- Born: Adele Lewisohn May 17, 1882 New York City, US
- Died: August 31, 1965 (aged 83) Purchase, New York, US
- Education: Barnard College
- Spouse: Arthur Lehman
- Children: Dorothy Lehman Bernhard Frances Lehman Loeb Helen Lehman Buttenwieser
- Parent(s): Emma Cahn Lewisohn Adolph Lewisohn
- Relatives: Sam A. Lewisohn (brother); Leonard Lewisohn (uncle); Jesse Lewisohn (cousin); Lillie Lewisohn Vogel (cousin); Alice Lewisohn (cousin); Irene Lewisohn (cousin); Robert A. Bernhard (grandson); Mayer Lehman (father-in-law);

= Adele Lewisohn Lehman =

American philanthropist

Adele Lewisohn Lehman (May 17, 1882 – August 11, 1965) was an American philanthropist and member of the Lehman family.

==Biography==
Adele Lewisohn Lehman was born to a Jewish family on May 17, 1882, in New York City, the daughter of Emma (née Cahn) and Adolph Lewisohn.

Her father and his brothers (Julius and Leonard) were known as "copper kings" after making their fortune opening copper mines to fuel demand for copper wire with the advent of electricity; her father was also a leader in prison reform.

Lehman attended the Anne Brown School and then Barnard College, where she was a member of the class of 1903.

==Philanthropy==
Coming from wealth and marrying into wealth, Lehman was a prominent philanthropist. Although Lehman was an honorary chairperson for the Federation of Jewish Philanthropies (founded by her husband Arthur Lehman), most of her philanthropic efforts were secular.
She was a board member of the New York Service for the Orthopedically Handicapped; was both a founder and board member of the Arthur Lehman Counseling Service; served as the president of the East Side Free School for Crippled Children; the Purple Box, an outlet for the sale of goods made by disabled women; served as director of the Adoption Bureau; was a board member of the New York Board of Charities; a member of the Crusade for Children (part of the Child Welfare League of America); served as vice president of the League of Women Voters until 1945; and served on the board of directors for the Philharmonic Symphony Society of New York (elected 1947); and was a board member of the Hebrew Sheltering Guardian Society. In 1957, the Adele Lehman Hall at Barnard College was named in her honor; the hall held the Wollman Library until 2015.

==Personal life==
On November 25, 1901, she married banker Arthur Lehman (1873–1936), son of Babette (née Newgass) and Mayer Lehman. Arthur belonged to the prominent Lehman family: his father was a co-founder of Lehman Brothers; brother Herbert H. Lehman, was a former governor and senator of New York; another brother, Irving Lehman, was a former judge of the New York state court of appeals.
Together they had three daughters: Dorothy Lehman Bernhard (1904–1969), Helen Lehman Buttenwieser (1905–1989), and Frances Lehman Loeb (1906–1996).
Lehman died of a cerebral hemorrhage on August 11, 1965, at her home in Purchase, New York.
Lehman belonged to Temple Emanu-El in Manhattan.
All of the families marrying each daughter of Adele and Arthur Lehman (the Bernhards, the Buttenweisers, and the Loebs) were as well, members of famed Temple Emanu-El. She was also a championship tennis player havong won thirty-eight competitions.
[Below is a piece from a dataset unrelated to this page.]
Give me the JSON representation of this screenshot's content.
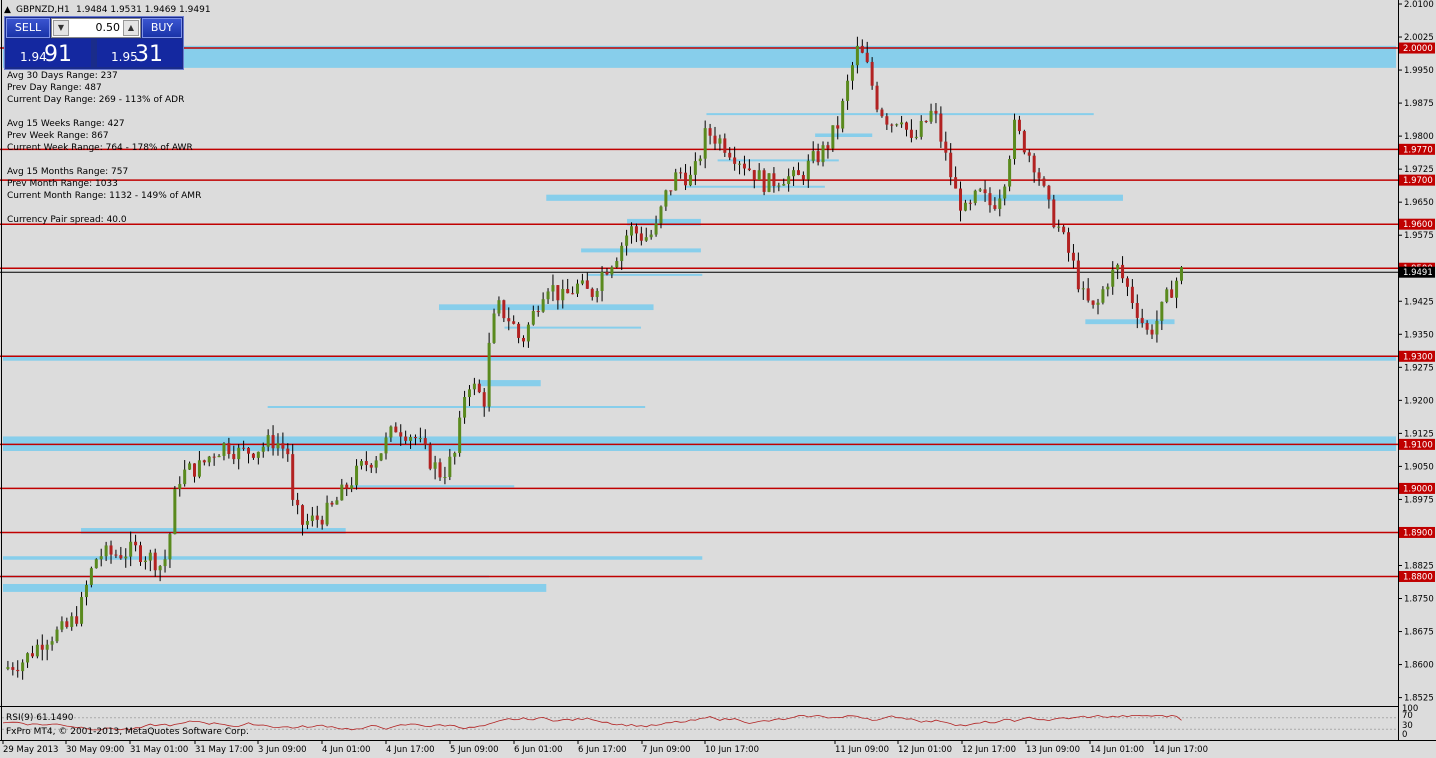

Lehman and her husband collected paintings, decorative arts, bronzes, ceramics, and tapestries from the 14th to 20th centuries. Their collection consisted of Italian primitives, and works by Henry Raeburn, Jean Baptiste Greuze, Francesco Guardi, Corneille de Lyon, Claude Lorrain, Gustave Courbet, Jan van Goyen, Aert van der Neer, Aelbert Cuyp, Jacob Isaacksz van Ruisdael, and Thomas Lawrence. After the death of her husband, she continued to expand her collection purchasing works by Van Gogh, Rousseau, Paul Gauguin, Renoir, Eugène Boudin, Odilon Redon, Georges Seurat, Paul Signac, Édouard Vuillard, Matisse, Derain, Whistler, Childe Hassam, and Degas. Upon her death, she left much of her collection to the Metropolitan Museum of Art and the Fogg Museum.